A little ripple of confused activity passes through the apartment as everyone gets up and tries to do something that would make sense. Tamar’s mother ushers her father to the table and offers him her seat, but he gently shakes her off. He approaches Tamar, who is standing awkwardly by her own plate.

“Here, Talitha. Take it.” He stretches out his arm and, in his palm lies the key. “It came to you.” Tamar notices that the key, which previously had only a rusty ring, now has a brand-new leather cord threaded through its ornate bow. She bends her head, tears in her eyes, and lets her grandfather put the cord around her neck.

They never speak of any of this again. Not the key and not Tamar’s impending departure. Tamar visits Jerusalem several times in the winter and spring and a few more times in the summer. Only during her last visit in August, right before she is meant to leave, does her grandfather say suddenly, “You have the key, yes?”

“Yes, Saba. Of course.”

“Keep it safe. I worry, Talitha, that you may have need of it one way or another.”

“Don’t worry. You know that I will keep it safe”.

“I know. I know. But I worry. I do worry. How can I not worry? Oh, not for the key, but I worry…” He allows himself to be melancholy only for one short minute, and then his tone changes.

“You do remember how to pray, yes, Talitha? All the studying we did, it wasn’t for nothing?”

“I remember”

“The high holidays are coming. I still do not understand why you cannot be here for them, but since you say you cannot, then promise me that you will pray in temple. Promise me.”

“I promise, Saba.”

***

After the Simchat Torah service, Tamar volunteers to help with some cleanup.

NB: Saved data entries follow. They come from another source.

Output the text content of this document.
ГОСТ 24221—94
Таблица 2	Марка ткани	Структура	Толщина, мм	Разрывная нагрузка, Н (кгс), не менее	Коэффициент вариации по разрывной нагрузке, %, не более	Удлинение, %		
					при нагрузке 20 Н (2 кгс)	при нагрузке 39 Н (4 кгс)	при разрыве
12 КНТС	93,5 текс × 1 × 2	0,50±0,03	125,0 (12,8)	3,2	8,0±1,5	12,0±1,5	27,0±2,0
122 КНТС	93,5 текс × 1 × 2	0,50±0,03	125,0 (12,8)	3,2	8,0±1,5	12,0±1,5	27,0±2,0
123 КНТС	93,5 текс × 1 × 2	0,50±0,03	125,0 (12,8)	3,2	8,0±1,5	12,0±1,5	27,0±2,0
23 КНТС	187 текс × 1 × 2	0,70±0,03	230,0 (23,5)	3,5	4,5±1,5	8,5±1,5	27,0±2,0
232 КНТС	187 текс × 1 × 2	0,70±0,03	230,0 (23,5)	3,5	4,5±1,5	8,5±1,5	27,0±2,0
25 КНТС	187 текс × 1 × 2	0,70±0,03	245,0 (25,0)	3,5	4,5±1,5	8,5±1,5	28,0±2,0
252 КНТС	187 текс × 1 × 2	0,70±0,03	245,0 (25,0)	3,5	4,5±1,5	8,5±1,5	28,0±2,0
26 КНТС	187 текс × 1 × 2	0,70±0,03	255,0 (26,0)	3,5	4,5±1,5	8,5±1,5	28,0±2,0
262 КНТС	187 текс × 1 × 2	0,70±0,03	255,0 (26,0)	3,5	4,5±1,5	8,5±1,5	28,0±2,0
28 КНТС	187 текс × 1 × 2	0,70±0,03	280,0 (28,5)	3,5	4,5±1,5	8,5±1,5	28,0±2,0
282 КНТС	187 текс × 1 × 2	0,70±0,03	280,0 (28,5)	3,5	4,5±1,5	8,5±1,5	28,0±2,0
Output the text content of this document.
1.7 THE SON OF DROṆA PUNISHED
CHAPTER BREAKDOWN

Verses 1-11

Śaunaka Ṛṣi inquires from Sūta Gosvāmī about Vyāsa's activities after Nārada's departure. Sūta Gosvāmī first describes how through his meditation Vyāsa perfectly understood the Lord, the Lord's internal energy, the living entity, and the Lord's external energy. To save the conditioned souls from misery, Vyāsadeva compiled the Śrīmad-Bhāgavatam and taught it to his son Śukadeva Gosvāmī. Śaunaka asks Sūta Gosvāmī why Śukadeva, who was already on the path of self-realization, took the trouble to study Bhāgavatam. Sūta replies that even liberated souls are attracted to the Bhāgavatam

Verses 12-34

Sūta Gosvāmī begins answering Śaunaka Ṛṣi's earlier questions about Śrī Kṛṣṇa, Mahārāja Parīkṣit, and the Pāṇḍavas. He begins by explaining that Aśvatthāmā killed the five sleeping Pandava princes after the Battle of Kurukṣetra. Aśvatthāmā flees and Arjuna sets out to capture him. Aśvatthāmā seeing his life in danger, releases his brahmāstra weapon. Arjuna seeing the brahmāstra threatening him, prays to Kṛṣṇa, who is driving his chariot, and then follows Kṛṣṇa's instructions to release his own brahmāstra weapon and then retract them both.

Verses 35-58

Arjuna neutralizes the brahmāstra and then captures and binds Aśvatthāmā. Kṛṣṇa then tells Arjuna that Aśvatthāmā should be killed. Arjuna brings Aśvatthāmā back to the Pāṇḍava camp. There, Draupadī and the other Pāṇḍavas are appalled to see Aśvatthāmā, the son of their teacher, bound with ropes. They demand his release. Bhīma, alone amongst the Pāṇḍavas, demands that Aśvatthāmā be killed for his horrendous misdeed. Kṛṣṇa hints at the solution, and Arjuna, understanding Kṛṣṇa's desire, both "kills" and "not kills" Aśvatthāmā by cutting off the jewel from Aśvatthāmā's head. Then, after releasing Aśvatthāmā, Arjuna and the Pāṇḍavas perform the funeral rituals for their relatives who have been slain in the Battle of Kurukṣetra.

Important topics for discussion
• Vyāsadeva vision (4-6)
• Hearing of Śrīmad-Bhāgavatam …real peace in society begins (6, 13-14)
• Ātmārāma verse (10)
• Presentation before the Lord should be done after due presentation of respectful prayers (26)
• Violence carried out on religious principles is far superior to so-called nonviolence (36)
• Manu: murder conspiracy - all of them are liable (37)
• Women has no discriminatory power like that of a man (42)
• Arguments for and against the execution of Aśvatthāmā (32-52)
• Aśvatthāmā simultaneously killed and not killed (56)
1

Then, on the morning of October 7th, 2023, Tamar wakes up late and sees 23 missed messages on her phone. “Saba died!” is her first thought. Then she learns what really happened. In the first hours after she learns this, she cannot digest it at all. She keeps repeating to herself, stupidly and dully, “it’s okay. It’s okay. Saba is alive.” But after a few hours she starts understanding and part of her wishes that she could go on being in a stupor indefinitely, just keep being happy that, though many hundreds of people were murdered, her own grandfather was alive. Tamar pulls out Baruch’s key, the key of blind faith, and runs her fingers along its ridges rather harshly, trying to cause pain. She does it every time she reads another social media post about how those who were murdered “deserved it” because they never belonged in the Holly Land at all and were merely colonizers. Tamar speaks to her parents and brothers, to all her friends back home. “I will be on the first flight home I can get tickets for” she promises.

In between phone calls and tears, Tamar thinks that she has changed her mind about what she would do if she could open the Gate of Mercy and walk through it. No longer does she think that she wants no resurrections and that she wants nothing in the world to change. No, if she could walk through the Gate of Mercy, she would bring all of them back.